The 2016 summer program will allow the students additional time for fieldwork projects in different locations of Peru and Bolivia. Each student will be doing on-location research to examine a different aspect of Andean archaeology, such as those along the ancient Inka borderlands, for their dissertations.
They will study issues of social organization, complexity and frontier dynamics among different prehistoric cultures on the central Peruvian coast and along the eastern slopes of the Andes Mountains in Bolivia.
Each student’s project requires comprehensive surveys and excavations, as well as in-depth analysis of the recovered archaeological materials. Each hopes to obtain enough data to move forward with their research.
What makes a successful research trip?
“Good data collection,” Matthew Warren said, laughing. “But also collaborative research with local institutions and partners. We are really trying to establish closer institutional ties and archeological community ties, fundamentally maintaining and strengthening those ties.”
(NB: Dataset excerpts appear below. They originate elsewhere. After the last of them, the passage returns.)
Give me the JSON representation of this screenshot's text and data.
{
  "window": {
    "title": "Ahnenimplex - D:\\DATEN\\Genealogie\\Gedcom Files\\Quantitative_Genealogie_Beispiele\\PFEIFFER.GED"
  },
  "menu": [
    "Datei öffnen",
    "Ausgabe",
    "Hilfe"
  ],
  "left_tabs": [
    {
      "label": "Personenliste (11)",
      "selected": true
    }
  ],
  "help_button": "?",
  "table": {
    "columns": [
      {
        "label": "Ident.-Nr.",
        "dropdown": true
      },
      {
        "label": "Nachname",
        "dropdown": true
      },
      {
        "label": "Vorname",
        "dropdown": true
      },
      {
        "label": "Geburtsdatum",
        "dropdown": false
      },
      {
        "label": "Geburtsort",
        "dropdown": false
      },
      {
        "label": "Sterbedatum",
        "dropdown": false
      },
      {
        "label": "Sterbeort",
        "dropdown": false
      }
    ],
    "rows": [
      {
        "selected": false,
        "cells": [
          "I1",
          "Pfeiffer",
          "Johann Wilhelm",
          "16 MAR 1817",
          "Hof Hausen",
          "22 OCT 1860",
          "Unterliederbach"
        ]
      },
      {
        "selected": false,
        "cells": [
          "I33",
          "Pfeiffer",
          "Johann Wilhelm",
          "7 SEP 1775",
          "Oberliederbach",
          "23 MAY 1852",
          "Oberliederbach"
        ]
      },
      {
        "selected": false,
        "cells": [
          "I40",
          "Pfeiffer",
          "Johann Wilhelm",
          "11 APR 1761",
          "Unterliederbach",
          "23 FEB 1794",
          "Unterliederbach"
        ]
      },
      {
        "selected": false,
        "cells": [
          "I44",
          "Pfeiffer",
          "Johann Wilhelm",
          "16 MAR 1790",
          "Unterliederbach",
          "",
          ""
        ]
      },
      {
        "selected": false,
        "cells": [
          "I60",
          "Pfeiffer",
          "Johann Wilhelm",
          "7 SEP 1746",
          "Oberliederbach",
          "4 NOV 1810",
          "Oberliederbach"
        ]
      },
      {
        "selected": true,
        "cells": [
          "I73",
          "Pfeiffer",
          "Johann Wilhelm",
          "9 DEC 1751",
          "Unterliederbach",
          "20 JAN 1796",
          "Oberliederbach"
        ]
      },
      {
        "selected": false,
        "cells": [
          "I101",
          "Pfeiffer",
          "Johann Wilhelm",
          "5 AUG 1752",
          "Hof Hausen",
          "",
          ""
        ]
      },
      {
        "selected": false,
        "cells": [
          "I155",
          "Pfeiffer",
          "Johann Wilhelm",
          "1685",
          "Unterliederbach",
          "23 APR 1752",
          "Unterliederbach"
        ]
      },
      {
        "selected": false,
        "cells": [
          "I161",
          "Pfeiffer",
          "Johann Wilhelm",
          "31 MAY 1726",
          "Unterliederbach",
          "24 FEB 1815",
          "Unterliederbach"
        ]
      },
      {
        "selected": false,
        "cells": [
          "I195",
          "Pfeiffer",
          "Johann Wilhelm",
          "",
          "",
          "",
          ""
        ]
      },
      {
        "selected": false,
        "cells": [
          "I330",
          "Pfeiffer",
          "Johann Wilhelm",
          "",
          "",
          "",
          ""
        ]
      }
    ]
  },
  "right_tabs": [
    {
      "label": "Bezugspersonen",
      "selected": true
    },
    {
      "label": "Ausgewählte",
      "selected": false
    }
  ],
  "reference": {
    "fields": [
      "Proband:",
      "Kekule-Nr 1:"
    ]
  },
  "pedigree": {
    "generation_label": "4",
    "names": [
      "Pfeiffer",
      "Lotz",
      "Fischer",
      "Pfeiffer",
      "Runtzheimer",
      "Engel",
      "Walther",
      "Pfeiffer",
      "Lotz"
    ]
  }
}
The anthropology graduate students who will participate in the Bolivia/Peru trip include:
- Jose Barragan, who is principally concerned with warfare and frontier relations between the Inka Empire and local societies. He will be mapping and likely conducting a survey focused on the eastern frontier site of Ixiamas, in the Bolivian department of La Paz.
- Adam Birge is interested in understanding the use of ceremonial landscapes during both the Inka and Spanish Colonial periods, and how these uses and their associated beliefs changed through time. He will be returning to the Sajama region, in the Bolivian department of Oruro, to refine and analyze his survey data collected this summer and conduct additional ethnoarchaeological work among the local community.
- Lynn Kim studies Inka colonialism and its effects on local agricultural production in the eastern Andean highlands of Bolivia. She will be returning to complete her soil sample collections of prehistoric agrarian terraces and GPS mapping of water reservoirs in the Charazani region of La Paz.
- Daniel Nicholson is focused on understanding community organization and ritual activity within early urban Peruvian coastal sites. He will be returning to conduct further mapping and survey at the site of San Diego, in the Casma province of Peru.
Matthew Warren is investigating colonial relations between the Inka Empire and indigenous communities in the context of the eastern imperial frontier. He will be returning to the Pulquina Arriba region in the Bolivian department of Santa Cruz to begin conducting excavations at several locations identified through past survey work.
Left to right: Adam Birge, Matthew Warren, Dr. Sonia Alconini and Jose Barragan. Not pictured: Lynn Kim and Daniel Nickolson.
UTSA has allowed them to delve deep into research, not only through the institutional and departmental funding that allows them to travel, but also through assistance from resources such as John Peace Library.
Each student hopes that the coming summer will bring them closer to their ultimate goals: A future that involves research or teaching.
“What’s the point of doing all of this stuff unless you can pass it on to others?” Birge explained.